Zmierzch Bogów
Wracać wciąż do domu Le Guin

Ziarenko by Draven. Strona: 1

Artykuł: Ziarenko by Draven

Ziarenko by Draven Wysłany: 2006-06-07 19:59 Zmieniony: 2006-06-13 11:51

nieźle się zaczyna trochę słabiej kończy nieregularność rymów w zasadzie mi nie przeszkadza :D gdyby tak dopieścić fragment od "Mimo ze ta głupia..." do końca to mniam mniam :D


"każdy tańczy na swej linie pośród swoich znaczeń każdy w oczach widzów ginie gdy tańczy na pokaz"


Wysłany: 2006-06-08 12:03

Bardzo dziękuje...=) Jeżeli chodzi o nieregularność to ja nigdy nie zwracałem na to uwagi... a wspominając o końcu to sam naprawdę nie wiem...musze nad tym pomyśleć..jeszcze raz dzięki =]



Wysłany: 2006-06-09 20:19

Mnic tam nie przeszkadza. A taka nie regularność też ma swój urok. Nie jest przecie powiedziane, że jak pisać z rymami to wszedzie musi się rymować.

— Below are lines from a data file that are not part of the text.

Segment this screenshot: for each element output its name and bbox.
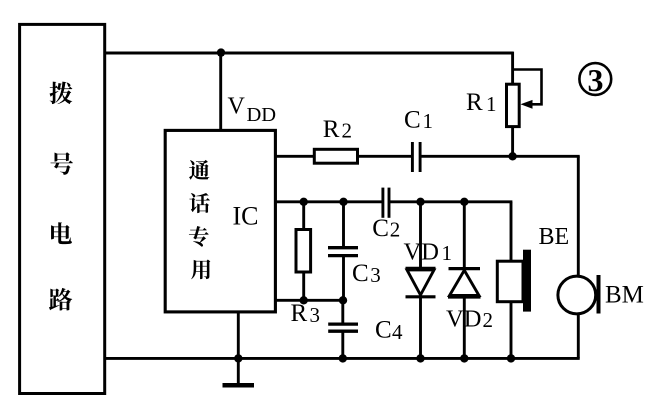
wire BE top <box>510 202 513 261</box>
IC label char 通 <box>189 160 209 180</box>
capacitor C2 <box>381 188 384 218</box>
earpiece BE body <box>497 261 523 302</box>
wire VD2 top <box>463 202 466 269</box>
dialer label char 电 <box>51 222 72 244</box>
svg-text:IC: IC <box>233 202 259 231</box>
node VD2 bottom <box>460 354 468 362</box>
wire VDD to IC top pin <box>219 53 222 130</box>
svg-text:R: R <box>466 89 483 116</box>
svg-text:BE: BE <box>539 224 570 250</box>
dialer label char 号 <box>50 152 72 174</box>
node ground junction <box>234 354 242 362</box>
resistor R3 <box>296 230 311 273</box>
diode VD2 <box>449 267 481 270</box>
svg-text:BM: BM <box>605 282 644 309</box>
ground <box>237 358 240 383</box>
dialer label char 拨 <box>50 82 73 105</box>
wire BE bottom <box>510 302 513 359</box>
svg-text:3: 3 <box>588 62 604 98</box>
svg-text:VD: VD <box>404 239 439 266</box>
svg-text:4: 4 <box>392 320 403 344</box>
node BE bottom <box>507 354 515 362</box>
svg-text:C: C <box>352 260 369 287</box>
node VD1 top <box>416 198 424 206</box>
wire R1 bottom <box>511 127 514 157</box>
wire R3 top <box>302 202 305 230</box>
dialer circuit box <box>20 24 105 393</box>
svg-text:C: C <box>404 107 421 134</box>
node VDD junction <box>217 48 225 56</box>
wire C2 to BE corner <box>390 200 512 203</box>
node R3 top <box>300 198 308 206</box>
node R3 bottom <box>300 296 308 304</box>
node VD2 top <box>460 198 468 206</box>
svg-text:3: 3 <box>370 263 381 287</box>
svg-text:1: 1 <box>442 241 453 265</box>
svg-text:C: C <box>372 215 389 242</box>
wire C3 bottom <box>342 257 345 301</box>
IC label char 用 <box>191 259 210 279</box>
wire VD2 bottom <box>463 297 466 358</box>
IC label char 话 <box>189 193 210 213</box>
resistor R1 (adjustable) <box>507 84 520 126</box>
svg-text:2: 2 <box>390 218 401 242</box>
capacitor C4 <box>328 322 358 325</box>
capacitor C3 <box>328 246 358 249</box>
wire R2 to C1 <box>358 155 412 158</box>
microphone BM <box>558 276 596 314</box>
wire C1 to right column <box>421 155 579 158</box>
wire top supply bus <box>105 52 513 55</box>
wire IC bottom pin <box>237 312 240 359</box>
wire C3 top <box>342 202 345 247</box>
wire top bus down to R1 <box>511 52 514 85</box>
svg-text:C: C <box>375 317 392 344</box>
earpiece BE plate <box>523 250 531 312</box>
R1 wiper arrow <box>513 70 542 105</box>
wire BM bottom <box>577 314 580 359</box>
svg-text:DD: DD <box>247 104 277 126</box>
resistor R2 <box>314 149 357 163</box>
dialer label char 路 <box>49 288 72 311</box>
IC U1 speech-dedicated IC box <box>165 130 275 312</box>
svg-text:1: 1 <box>423 109 434 133</box>
wire IC pin 1 to R2 <box>275 155 315 158</box>
node C3/C4 junction <box>339 296 347 304</box>
svg-text:2: 2 <box>483 308 494 332</box>
node C3 top <box>339 198 347 206</box>
wire C4 bottom <box>341 332 344 358</box>
wire R3 bottom <box>302 272 305 300</box>
node R1 bottom junction <box>508 152 516 160</box>
wire C4 top <box>341 300 344 323</box>
IC label char 专 <box>189 226 209 247</box>
capacitor C1 <box>411 142 414 172</box>
wire bottom return bus <box>105 357 580 360</box>
svg-text:1: 1 <box>486 92 497 116</box>
wire IC pin 3 to C4 node <box>275 299 343 302</box>
node VD1 bottom <box>416 354 424 362</box>
wire VD1 top <box>419 202 422 267</box>
wire VD1 bottom <box>419 297 422 359</box>
diode VD1 <box>406 267 436 270</box>
svg-text:3: 3 <box>310 303 321 327</box>
svg-text:V: V <box>228 94 246 120</box>
svg-text:R: R <box>323 116 340 143</box>
node C4 bottom <box>339 354 347 362</box>
wire BM top <box>577 156 580 277</box>
svg-text:2: 2 <box>342 119 353 143</box>
wire IC pin 2 to C2 <box>275 200 382 203</box>
figure number 3 circled <box>579 63 611 95</box>
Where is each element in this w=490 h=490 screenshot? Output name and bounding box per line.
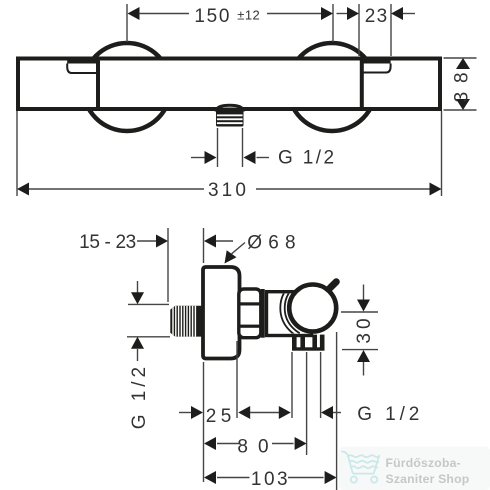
bar bottom edge over dome	[215, 108, 245, 112]
right segment line	[360, 59, 364, 110]
bottom outlet thread	[292, 335, 297, 350]
dimension 150 line and arrows	[128, 7, 140, 20]
svg-text:25: 25	[206, 406, 236, 427]
left clip slot	[67, 60, 98, 64]
svg-text:38: 38	[452, 64, 473, 103]
valve body	[267, 292, 312, 336]
svg-text:±12: ±12	[237, 7, 260, 22]
hex nut	[239, 289, 261, 338]
svg-text:Fürdőszoba-: Fürdőszoba-	[386, 456, 461, 470]
cart icon	[342, 452, 379, 483]
dimension 38 extension lines	[444, 57, 477, 59]
svg-text:G 1/2: G 1/2	[129, 363, 150, 429]
escutcheon plate side	[203, 267, 240, 359]
dimension G 1/2 bottom arrow	[321, 406, 333, 419]
dimension 15-23 extension lines	[167, 228, 169, 302]
svg-text:Szaniter Shop: Szaniter Shop	[386, 472, 470, 486]
outlet dome	[217, 105, 244, 110]
dimension 23 extension lines	[358, 4, 360, 56]
svg-text:15 - 23: 15 - 23	[79, 232, 136, 253]
mixer bar body	[18, 59, 440, 110]
washer bar	[261, 289, 265, 338]
dimension 15-23 arrows	[137, 240, 156, 242]
svg-text:150: 150	[194, 6, 231, 27]
dimension 150 extension lines	[126, 4, 128, 42]
svg-text:23: 23	[365, 6, 389, 27]
left escutcheon circle	[83, 43, 171, 131]
dimension 103	[204, 471, 216, 484]
svg-text:310: 310	[208, 180, 249, 201]
svg-text:103: 103	[251, 469, 290, 490]
diameter 68 leader	[225, 250, 237, 263]
dimension 30	[363, 285, 365, 300]
shared arrows between 25 and G 1/2	[238, 406, 250, 419]
wall thread nipple G 1/2	[170, 306, 203, 337]
dimension 25 arrows	[179, 412, 191, 414]
svg-text:80: 80	[237, 436, 278, 457]
dimension 310 extension lines	[16, 111, 18, 196]
svg-text:Ø68: Ø68	[247, 233, 302, 254]
logo tile	[339, 447, 490, 490]
svg-text:30: 30	[354, 314, 375, 343]
left vertical dim lines	[137, 281, 139, 293]
dimension 38 arrows	[456, 58, 470, 69]
dimension 80	[204, 437, 216, 450]
right clip slot	[362, 60, 391, 64]
svg-text:G 1/2: G 1/2	[278, 147, 336, 168]
dimension G 1/2 top extension lines	[217, 128, 219, 167]
dimension 23 arrows	[337, 13, 348, 15]
left segment line	[96, 59, 100, 110]
handle stub	[330, 282, 336, 288]
dimension 310 line and arrows	[17, 183, 29, 196]
right escutcheon circle	[288, 43, 376, 131]
outlet thread block	[216, 111, 244, 127]
svg-text:G 1/2: G 1/2	[357, 404, 423, 425]
handle skirt arcs	[280, 276, 343, 339]
thermostat handle circle	[289, 285, 336, 332]
dimension G 1/2 top arrows	[191, 157, 205, 159]
bottom extension lines	[203, 362, 205, 482]
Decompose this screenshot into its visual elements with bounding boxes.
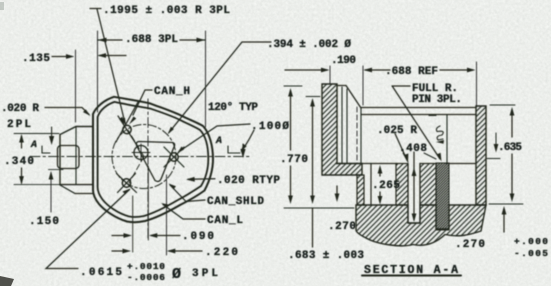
dim .770 line+arrows: [290, 91, 292, 201]
extension lines below cam: [133, 166, 167, 255]
leader .1995 arrowhead: [121, 118, 126, 126]
pin strip dense hatched: [436, 163, 449, 230]
center circle cross: [132, 144, 150, 161]
section flag A left arrowhead: [49, 136, 54, 145]
dim .688 3PL extension lines: [98, 31, 206, 127]
dim .190 extension line: [329, 66, 331, 84]
seat line: [336, 163, 397, 165]
pin P3 X arms: [117, 174, 137, 193]
pin P1 arrowheads: [119, 117, 136, 126]
svg-text:.270: .270: [328, 221, 356, 233]
top slope profile: [338, 86, 361, 109]
section flag A right arrowhead: [240, 149, 245, 158]
pin P3 bottom circle: [122, 179, 130, 187]
dim .135 arrows: [52, 56, 126, 57]
cam outline inner (left view): [98, 102, 209, 217]
svg-text:.150: .150: [29, 216, 59, 228]
dim .340 extension lines: [14, 134, 93, 185]
slot bore edges: [408, 164, 420, 224]
svg-text:.0615: .0615: [80, 267, 122, 279]
dim .340 line+arrows: [21, 136, 23, 183]
section flag A left: [42, 127, 52, 153]
svg-text:.394 ± .002 Ø: .394 ± .002 Ø: [267, 39, 351, 51]
svg-text:SECTION A-A: SECTION A-A: [364, 264, 458, 277]
connector tab boss (left view): [60, 127, 93, 185]
svg-text:.408: .408: [399, 143, 427, 155]
svg-text:.020 R: .020 R: [1, 103, 39, 115]
dim .408 side leaders: [403, 153, 436, 162]
center circle: [134, 146, 148, 160]
pin P2 X arms: [164, 147, 184, 167]
bottom block hatched: [356, 205, 486, 246]
pin P1 X arms: [116, 102, 138, 147]
hidden line (dashed): [356, 107, 358, 164]
svg-text:.265: .265: [372, 180, 400, 192]
svg-text:+.000: +.000: [514, 236, 548, 247]
tube right wall hatched: [420, 164, 436, 206]
dim .190 line+arrow: [285, 69, 327, 71]
vertical centerline: [147, 99, 149, 238]
dim .270 right line+arrow: [503, 209, 505, 232]
pin squiggle arrowhead: [436, 140, 444, 144]
svg-text:.270: .270: [455, 239, 485, 251]
svg-text:CAN_SHLD: CAN_SHLD: [207, 196, 264, 208]
leader CAN_L arrowhead: [161, 203, 169, 208]
svg-text:.683 ± .003: .683 ± .003: [288, 250, 364, 262]
svg-text:.135: .135: [22, 53, 50, 65]
leader .0615 arrowhead: [123, 189, 131, 195]
leader .1995 R: [90, 9, 125, 124]
svg-text:3PL: 3PL: [192, 268, 218, 280]
section flag A right: [228, 144, 243, 153]
tab bottom chamfer line: [60, 185, 93, 194]
svg-text:CAN_H: CAN_H: [154, 86, 190, 98]
pin P2 right circle: [170, 153, 178, 161]
horizontal centerline: [30, 156, 252, 158]
svg-text:.688 3PL: .688 3PL: [125, 34, 178, 46]
svg-text:.688 REF: .688 REF: [385, 66, 438, 78]
dim .770 ticks: [284, 86, 354, 208]
body left inner vertical: [360, 108, 362, 164]
svg-text:.1995 ± .003 R 3PL: .1995 ± .003 R 3PL: [103, 5, 230, 17]
svg-text:CAN_L: CAN_L: [207, 215, 243, 227]
leader .025 R: [395, 134, 407, 161]
svg-text:120° TYP: 120° TYP: [208, 102, 258, 114]
scan artifact left-edge smudge: [0, 2, 4, 10]
svg-text:.635: .635: [498, 142, 522, 154]
angle arc 120 TYP: [242, 130, 254, 150]
radial line to bottom pin: [129, 157, 144, 184]
leader CAN_L: [163, 205, 205, 220]
pin pitch circle (hidden): [112, 125, 176, 189]
leader FULL R PIN 3PL: [392, 86, 440, 159]
tab face edge line: [75, 127, 77, 185]
right bar hatched: [476, 106, 486, 205]
dim .635 ticks: [489, 105, 523, 204]
dim .220 arrows: [112, 250, 202, 252]
svg-text:.025 R: .025 R: [377, 125, 417, 137]
leader .0615 dia 3PL: [46, 190, 130, 269]
svg-text:.770: .770: [280, 154, 308, 166]
dim .688 REF extension lines: [363, 62, 477, 107]
svg-text:A: A: [215, 136, 222, 147]
svg-text:.340: .340: [4, 156, 34, 168]
leader .100 dia: [179, 124, 250, 152]
pin P1 top circle: [123, 125, 131, 133]
cam outline outer (left view): [93, 97, 213, 222]
leader .394 dia: [169, 42, 271, 133]
dim .688 REF line+arrows: [365, 69, 473, 71]
tab inner slot rounded rect: [58, 146, 80, 169]
leader CAN_H: [133, 90, 152, 115]
svg-text:+.0010: +.0010: [127, 261, 165, 272]
pin full-R squiggle detail: [429, 116, 443, 141]
wall strip hatched: [357, 175, 364, 205]
leader .100 arrowhead: [177, 147, 184, 154]
svg-text:A: A: [30, 140, 37, 151]
angle arc arrowhead: [241, 144, 247, 152]
svg-text:-.0006: -.0006: [127, 272, 165, 283]
svg-text:.020 RTYP: .020 RTYP: [217, 175, 280, 187]
step vertical: [370, 164, 372, 206]
pin upper edge line: [446, 115, 448, 163]
dim .090 arrows: [112, 235, 180, 237]
dim .150 tick+arrow+line: [49, 170, 64, 212]
leader .020 R: [45, 108, 89, 115]
inner cam hole triangle: [136, 142, 174, 182]
dim .688 3PL line+arrows: [98, 39, 206, 41]
dim .265 line+arrows: [379, 168, 381, 202]
top plate lines: [361, 108, 476, 115]
radial line to top pin: [128, 130, 144, 157]
svg-text:.090: .090: [182, 231, 214, 243]
flange inner verticals: [342, 87, 347, 164]
leader .020 R arrowhead: [83, 109, 91, 116]
leader CAN_SHLD: [170, 185, 205, 202]
tube left wall hatched: [396, 164, 408, 206]
svg-text:2PL: 2PL: [7, 119, 31, 131]
scan artifact bottom-left: [0, 276, 14, 286]
flange bar + foot hatched: [322, 84, 362, 175]
cavity floor right of pin: [446, 163, 476, 165]
svg-text:-.005: -.005: [514, 248, 548, 259]
dim .408 line+arrows: [413, 152, 415, 220]
dim .135 extension line: [75, 50, 77, 122]
leader CAN_SHLD arrowhead: [169, 184, 177, 190]
SECTION A-A underline: [362, 275, 461, 277]
leader .020 R TYP: [188, 178, 215, 181]
svg-text:.190: .190: [331, 55, 356, 67]
svg-text:PIN 3PL.: PIN 3PL.: [412, 94, 462, 106]
svg-text:.100Ø: .100Ø: [251, 121, 289, 133]
svg-text:Ø: Ø: [172, 266, 181, 283]
small datum line right of bar: [487, 133, 500, 159]
leader .394 arrowhead: [168, 127, 174, 135]
dim .270 left arrow: [336, 186, 338, 199]
dim .635 line+arrows: [511, 110, 513, 198]
dim .683 tick: [306, 96, 320, 98]
dim .683 line+arrows: [312, 101, 314, 247]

"God made me a cannibal to fix problems like you."


Wysłany: 2006-06-09 21:57

przecież mówie ze nie przeszkadza :P z rymami to róznie bywa - osobiście drażnią mnie te dokładne ale to już takie tam moje odczucia xD reasumując muszę zgodzic się z Kostuchem :D


"każdy tańczy na swej linie pośród swoich znaczeń każdy w oczach widzów ginie gdy tańczy na pokaz"


Wysłany: 2006-06-09 22:22

Ale wracając do tekstu to podoba mi się jezyk i styl jakiego Draven użył. Podobają mi się jego wiersze. Nie pisze w skomplikwoany sposób ale też nie wszystko jest ukazane wprost.


"God made me a cannibal to fix problems like you."


Wysłany: 2006-06-10 09:55

Skomplikowanośc.... jak zaczynam pisac wiersz jakiś to nie myśle czy on będzie skomplikowany, czy cokolwiek. Ja w istocie nic nie myśle jak zaczynam pisać...w tym przypadku było zupełnie tak samo. Jak już Hexe powiedziałem w moje wiersze to przedewszystkim niejednoznaczność....



Wysłany: 2006-06-10 15:57

Ja też podczas pisania nie myśle nad stylem. Ja poprostu przepisuje go sobie z głowy i tam już wszystko jest ustalone.


"God made me a cannibal to fix problems like you."


Wysłany: 2006-06-10 20:40

takie pisanie jak to Draven nakreślił jest najlepsze, reszte mozna zostawić krytykom :D zobaczcie dlaczego tak jest ze niektórzy odczuwaja po prostu potrzebe zapisania czegos? na siłe jest najtrudniej napisac cokolwiek, nawet jak bardzo chcemy, mamy temat ale coś nie pozwala...
ech złapać ten jeden moment, zatrzymac go w słowach - to jest to! :)


"każdy tańczy na swej linie pośród swoich znaczeń każdy w oczach widzów ginie gdy tańczy na pokaz"


Wysłany: 2006-06-10 22:25

Nie, pisac na siłe to poprostu szkoda dla samego siebie. O kant rzopy potłuc takie pisanie. Ja na siłe nic nie napisze. Nie ma mowy. Pisze wówczas gdy czyje całym ciałem i umysłem, że coś we mnie siedzi. I to jest to jak to Wiedźma i Draven powiedzieli. Bravo dla was przyjaciele.


"God made me a cannibal to fix problems like you."


Wysłany: 2006-06-11 09:29

Pisanie wierszy to coś w rodzaju okazywania fragmentów własnej duszy której się w istocie wcale nie rozumie…to po prostu jak wcześniej stwierdziliście musi samo wypłynąć i czasem nawet my zupełnie tego nie rozumiemy…



Wysłany: 2006-06-11 23:26

Bo często tak właśnie jest, że wiersz wychodzi jakoś tak nagle bez wstępnego przemyślenia a czasem trzeba mu troche czasu poświecic podczas pisania.


"God made me a cannibal to fix problems like you."